Kornelis Blok - Een leven lang energietransitie
Kornelis Blok zet zich al jaren in voor de energietransitie. Op 24 mei 2023 is zijn afscheidsrede bij de TU Delft vanwege zijn pensionering, maar hij blijft zeker niet stilzitten. We spraken hem over het verleden en de toekomst. Hoe kijkt hij terug op zijn carrière en zijn jaren bij de TU Delft?
Kun je in het kort vertellen over je carrière binnen de TU Delft?
Mijn carrière begon eigenlijk in Utrecht, hier deed ik onderzoek en gaf ik les over verschillende aspecten op het gebied van de energietransitie. Ik heb op allerlei vlakken gewerkt, zowel in systemen als in beleidsontwikkeling. Daarnaast ben ik toen ook mijn eigen bedrijf Ecofys begonnen, een onderzoek- en adviesbureau voor energiebesparing en duurzame energietoepassingen.
Pas een jaar of negen geleden ben ik gevraagd om de ene dag per week die ik destijds bij de Universiteit van Utrecht werkte te ruilen voor een dag per week in Delft.
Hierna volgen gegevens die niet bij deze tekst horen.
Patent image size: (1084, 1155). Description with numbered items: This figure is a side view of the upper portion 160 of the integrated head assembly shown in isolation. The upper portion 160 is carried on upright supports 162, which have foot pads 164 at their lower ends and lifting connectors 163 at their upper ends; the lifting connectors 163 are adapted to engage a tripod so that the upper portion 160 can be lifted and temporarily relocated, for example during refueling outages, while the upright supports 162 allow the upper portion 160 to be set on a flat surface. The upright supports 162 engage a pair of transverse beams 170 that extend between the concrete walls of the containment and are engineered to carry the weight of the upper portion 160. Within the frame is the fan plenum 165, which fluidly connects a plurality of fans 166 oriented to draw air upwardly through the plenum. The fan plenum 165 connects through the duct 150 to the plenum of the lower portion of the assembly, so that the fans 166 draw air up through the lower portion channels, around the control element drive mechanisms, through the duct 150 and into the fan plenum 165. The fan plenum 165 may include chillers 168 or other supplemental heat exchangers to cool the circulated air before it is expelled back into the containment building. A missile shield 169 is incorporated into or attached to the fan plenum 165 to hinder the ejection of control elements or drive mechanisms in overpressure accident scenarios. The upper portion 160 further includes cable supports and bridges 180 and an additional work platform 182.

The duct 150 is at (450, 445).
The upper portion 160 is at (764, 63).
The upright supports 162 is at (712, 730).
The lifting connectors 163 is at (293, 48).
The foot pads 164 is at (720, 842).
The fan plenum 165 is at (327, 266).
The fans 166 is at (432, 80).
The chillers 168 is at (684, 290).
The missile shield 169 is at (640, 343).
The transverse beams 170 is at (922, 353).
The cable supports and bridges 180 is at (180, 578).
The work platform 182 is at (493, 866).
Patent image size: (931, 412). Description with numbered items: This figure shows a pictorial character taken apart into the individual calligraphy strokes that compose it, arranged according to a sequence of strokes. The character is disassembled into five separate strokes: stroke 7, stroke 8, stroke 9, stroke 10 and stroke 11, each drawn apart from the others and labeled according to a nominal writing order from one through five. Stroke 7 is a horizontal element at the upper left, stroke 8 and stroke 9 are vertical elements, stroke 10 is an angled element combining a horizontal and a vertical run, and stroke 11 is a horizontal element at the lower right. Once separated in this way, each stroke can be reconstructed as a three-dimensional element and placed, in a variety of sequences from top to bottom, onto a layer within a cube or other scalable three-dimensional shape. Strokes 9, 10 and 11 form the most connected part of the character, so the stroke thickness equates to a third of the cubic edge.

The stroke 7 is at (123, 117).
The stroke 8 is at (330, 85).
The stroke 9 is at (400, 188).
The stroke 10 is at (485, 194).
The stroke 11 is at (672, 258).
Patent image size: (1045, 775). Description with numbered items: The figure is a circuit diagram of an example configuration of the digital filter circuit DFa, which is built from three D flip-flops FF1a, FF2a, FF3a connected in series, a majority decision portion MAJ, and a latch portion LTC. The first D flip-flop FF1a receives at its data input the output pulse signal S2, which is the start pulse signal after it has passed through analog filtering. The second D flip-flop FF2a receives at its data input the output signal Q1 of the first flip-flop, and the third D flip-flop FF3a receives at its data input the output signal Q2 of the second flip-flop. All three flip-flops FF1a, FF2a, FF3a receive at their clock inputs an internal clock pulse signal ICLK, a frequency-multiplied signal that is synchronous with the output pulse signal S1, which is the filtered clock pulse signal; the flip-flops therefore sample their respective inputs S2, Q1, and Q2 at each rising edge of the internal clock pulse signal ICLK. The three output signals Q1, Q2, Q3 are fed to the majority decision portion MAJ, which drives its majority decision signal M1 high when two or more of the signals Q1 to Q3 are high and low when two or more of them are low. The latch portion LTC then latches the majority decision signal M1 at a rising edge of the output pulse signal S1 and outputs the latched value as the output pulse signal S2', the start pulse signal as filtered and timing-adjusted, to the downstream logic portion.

Dat beviel zo goed dat ik fulltime ben gaan werken bij de faculteit TBM op de TU Delft.
Wat maakte het dat je het zo geweldig vond om het fulltime te gaan doen?
Wat ik mooi vind aan de TU Delft is de technische omgeving. De grote hoeveelheid mensen die aan allerlei aspecten van de energietransitie werken. Zo komen geothermie, warmte, elektriciteitssystemen of efficiëntie van gebouwen allemaal samen, niet alleen de technische kant, maar ook de beleidsmatige invalshoek, ethische aspecten, een echte multidisciplinaire benadering. Dit maakt het een hele interessante omgeving voor mij.
Terugkijkend, wat is je voornamelijk bijgebleven?
Iets waar ik heel trots op ben is mijn bijdrage aan het Intergovernmental Panel on Climate Change (IPCC). Elke zeven jaar worden er wetenschappelijke beoordelingen van de klimaatverandering uitgebracht om beleidsmakers te informeren. In 2007 is de Nobelprijs voor de Vrede toegekend aan het IPCC. Daar heb ik nu een mooie herinnering van aan de muur hangen.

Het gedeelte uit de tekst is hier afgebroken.